At the same time, Reyes, who worked as a surrogate for the Trump campaign, said the president-elect has rejected any registry system that tracks individuals based on their religion.

Last week, it was widely reported that Trump transition advisers, led by Kansas Secretary of State Kris Kobach, were considering reinstating the suspended National Security Entry-Exit Registration System (NSEERS), a post-9/11 database created during the George W. Bush administration that required individuals from "higher risk" countries to be interviewed, fingerprinted and, in some cases, to register and check in at government offices.

During an interview with Fox News last week, Carl Higbie, who had been spokesman for a pro-Trump political action committee, said he believed it would likely be challenged in court but there was a precedent for the program. "I think it will pass, and we've done it with Iran back a while ago, we did it during World War II with Japanese, which, call it what you will, maybe it was wrong."

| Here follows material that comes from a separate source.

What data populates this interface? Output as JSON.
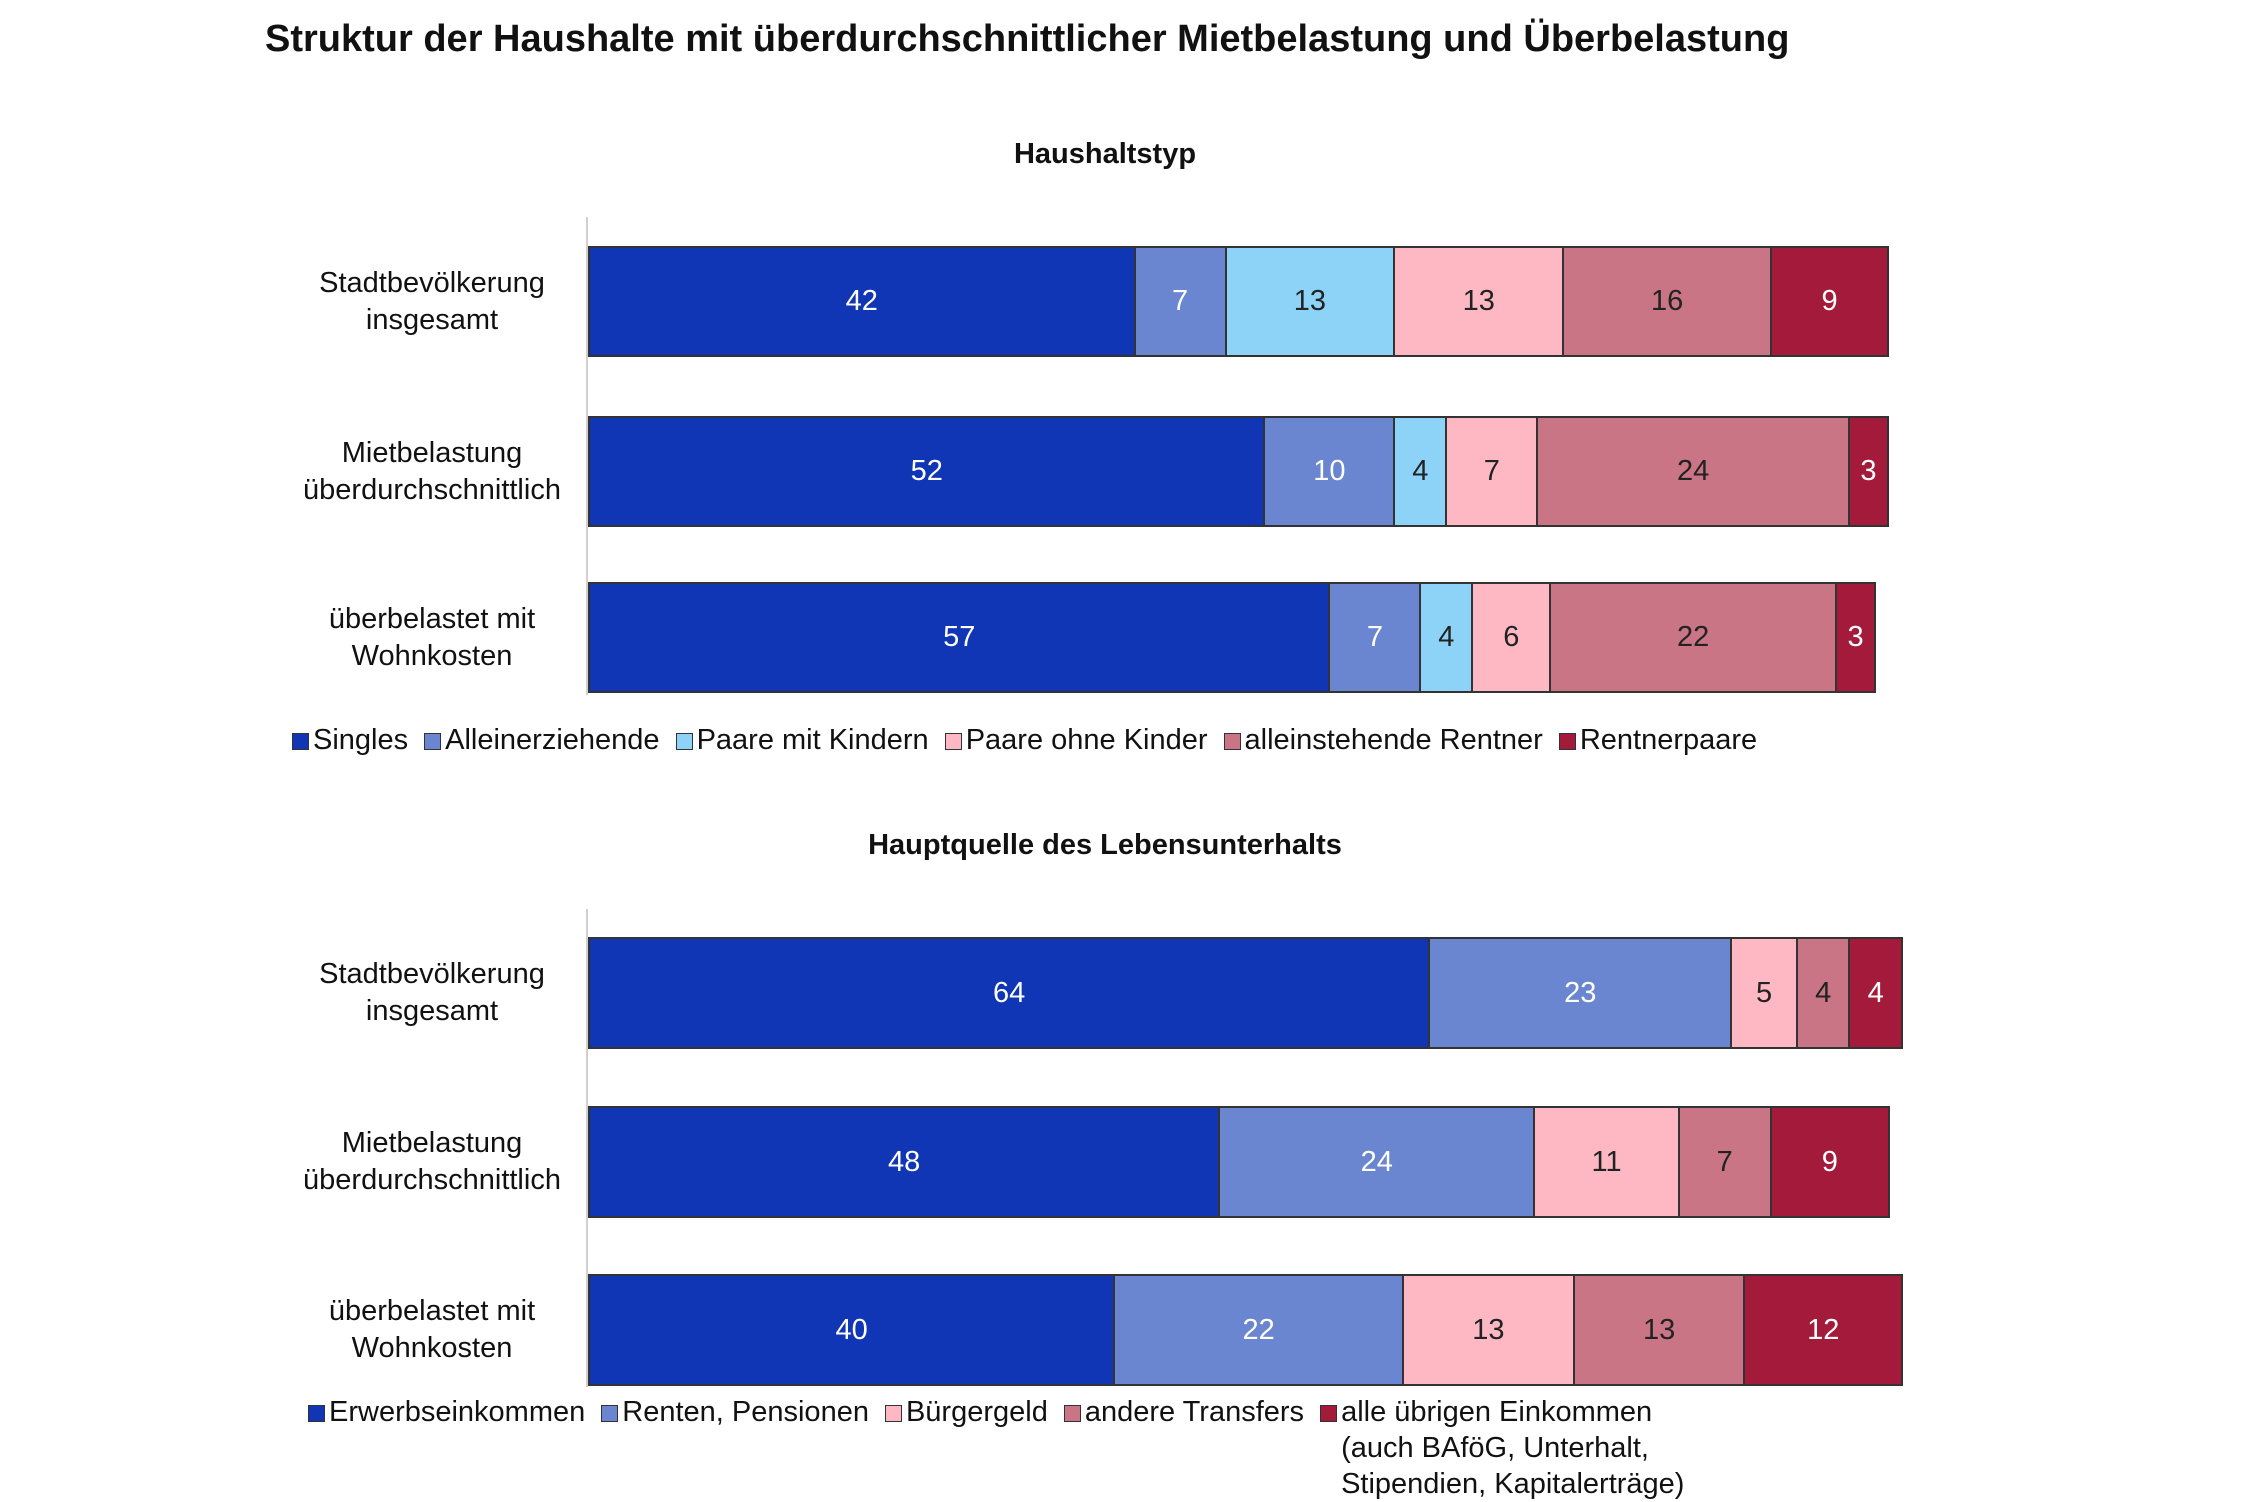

Over the weekend, Trump's chief-of-staff-designee, Reince Priebus, said the incoming administration did not envision any religion-based registry, but, "Look, I'm not going to rule anything out."

"We're not going to have a registry based on a religion, but what I think, what we're trying to do is say that there are some people, certainly not all people ... there are some people that are radicalized. And there are some people that have to be prevented from coming into this country," Priebus told NBC's "Meet the Press."

He went on to say that Trump's position is that, if people come from areas that harbor or train terrorists, "We have to temporarily suspend that operation until a better vetting system is put in place."

On Monday, Trump met with Kobach at Trump Tower. As Kobach left the meeting, photographers snapped pictures of the document in his hand. The top two items on the sheet read: "1. Update and reintroduce the NSEERS screening and tracking system (National Security Entry-Exit Registration System) that was in place from 2002-2005. All aliens from high-risk areas are tracked. 2. Add extreme vetting questions for high-risk aliens: question them regarding support for Sharia law, jihad, equality of men and women, the United States Constitution."

Reyes, who was contacted by the Trump administration last week and helped Trump winnow down a list of prospective Supreme Court nominees, said that "Like many Americans, I am gravely concerned about national security and the threat of radical groups that would do us harm.

"The justification for whatever policies we adopt cannot be rooted in the Japanese internment or any of the other darkest mistakes in our nation's history, from slavery and segregation to sterilization and extermination," Reyes said. "These are not the ideals of a free people."